Disregarding the cost side for one moment, Uber’s growth looks very impressive, however, with gross bookings, i.e. the total transaction volume for all services booked through Uber, growing to $65 billion last year, up from $49.8 billion in 2018 and $34.4 billion the year before that. Revenue, i.e. the company’s share of gross bookings after paying the drivers, restaurants and accounting for discounts and refunds, climbed to $14.2 billion in 2019, up from $11.3 billion the year before.
Despite its hefty losses, Uber remains positive it can reach profitability sooner rather than later. According to a presentation shared with investors on Thursday, the company plans to break even in 2021, a very ambitious goal considering its current losses.

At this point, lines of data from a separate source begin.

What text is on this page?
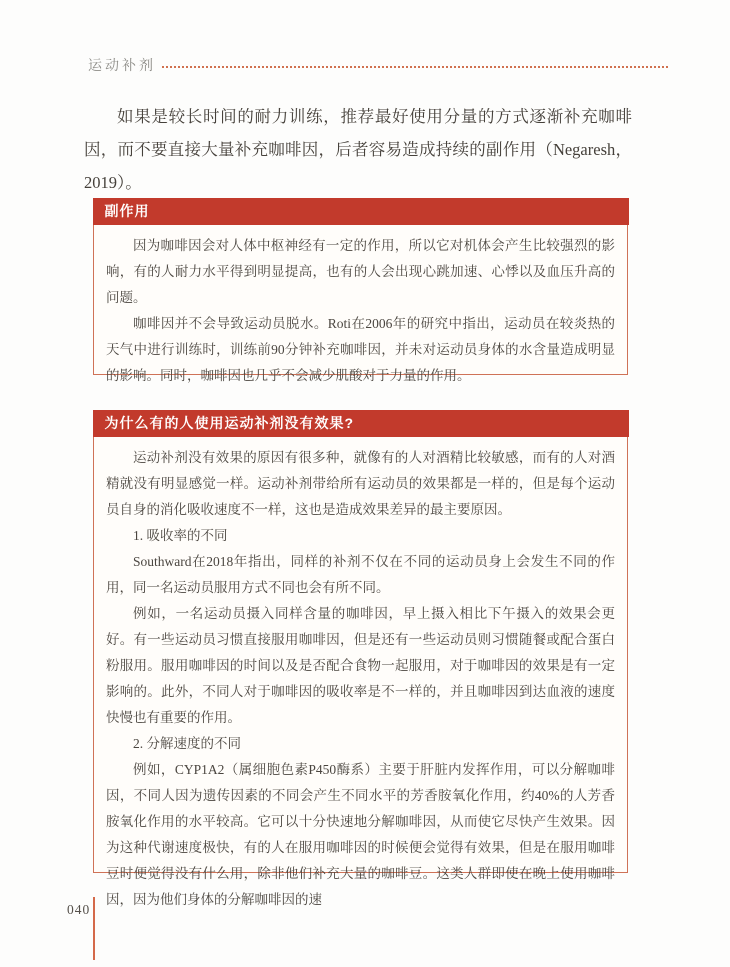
运动补剂

如果是较长时间的耐力训练，推荐最好使用分量的方式逐渐补充咖啡因，而不要直接大量补充咖啡因，后者容易造成持续的副作用（Negaresh，2019）。

副作用

因为咖啡因会对人体中枢神经有一定的作用，所以它对机体会产生比较强烈的影响，有的人耐力水平得到明显提高，也有的人会出现心跳加速、心悸以及血压升高的问题。

咖啡因并不会导致运动员脱水。Roti在2006年的研究中指出，运动员在较炎热的天气中进行训练时，训练前90分钟补充咖啡因，并未对运动员身体的水含量造成明显的影响。同时，咖啡因也几乎不会减少肌酸对于力量的作用。

为什么有的人使用运动补剂没有效果?

运动补剂没有效果的原因有很多种，就像有的人对酒精比较敏感，而有的人对酒精就没有明显感觉一样。运动补剂带给所有运动员的效果都是一样的，但是每个运动员自身的消化吸收速度不一样，这也是造成效果差异的最主要原因。

1. 吸收率的不同

Southward在2018年指出，同样的补剂不仅在不同的运动员身上会发生不同的作用，同一名运动员服用方式不同也会有所不同。

例如，一名运动员摄入同样含量的咖啡因，早上摄入相比下午摄入的效果会更好。有一些运动员习惯直接服用咖啡因，但是还有一些运动员则习惯随餐或配合蛋白粉服用。服用咖啡因的时间以及是否配合食物一起服用，对于咖啡因的效果是有一定影响的。此外，不同人对于咖啡因的吸收率是不一样的，并且咖啡因到达血液的速度快慢也有重要的作用。

2. 分解速度的不同

例如，CYP1A2（属细胞色素P450酶系）主要于肝脏内发挥作用，可以分解咖啡因，不同人因为遗传因素的不同会产生不同水平的芳香胺氧化作用，约40%的人芳香胺氧化作用的水平较高。它可以十分快速地分解咖啡因，从而使它尽快产生效果。因为这种代谢速度极快，有的人在服用咖啡因的时候便会觉得有效果，但是在服用咖啡豆时便觉得没有什么用，除非他们补充大量的咖啡豆。这类人群即使在晚上使用咖啡因，因为他们身体的分解咖啡因的速

040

There are signs of improvement, however, as Uber’s EBITDA margin improved from negative 31 percent in Q1 2019 to negative 16 percent in Q4 2019.
Still widely considered a ride-hailing company, Uber’s core business accounted for 76 percent of gross bookings in 2019. Uber Eats, the company’s food delivery arm, is now on a $15+ billion run rate for gross bookings annually, accounting for 22 percent of gross bookings in 2019 already.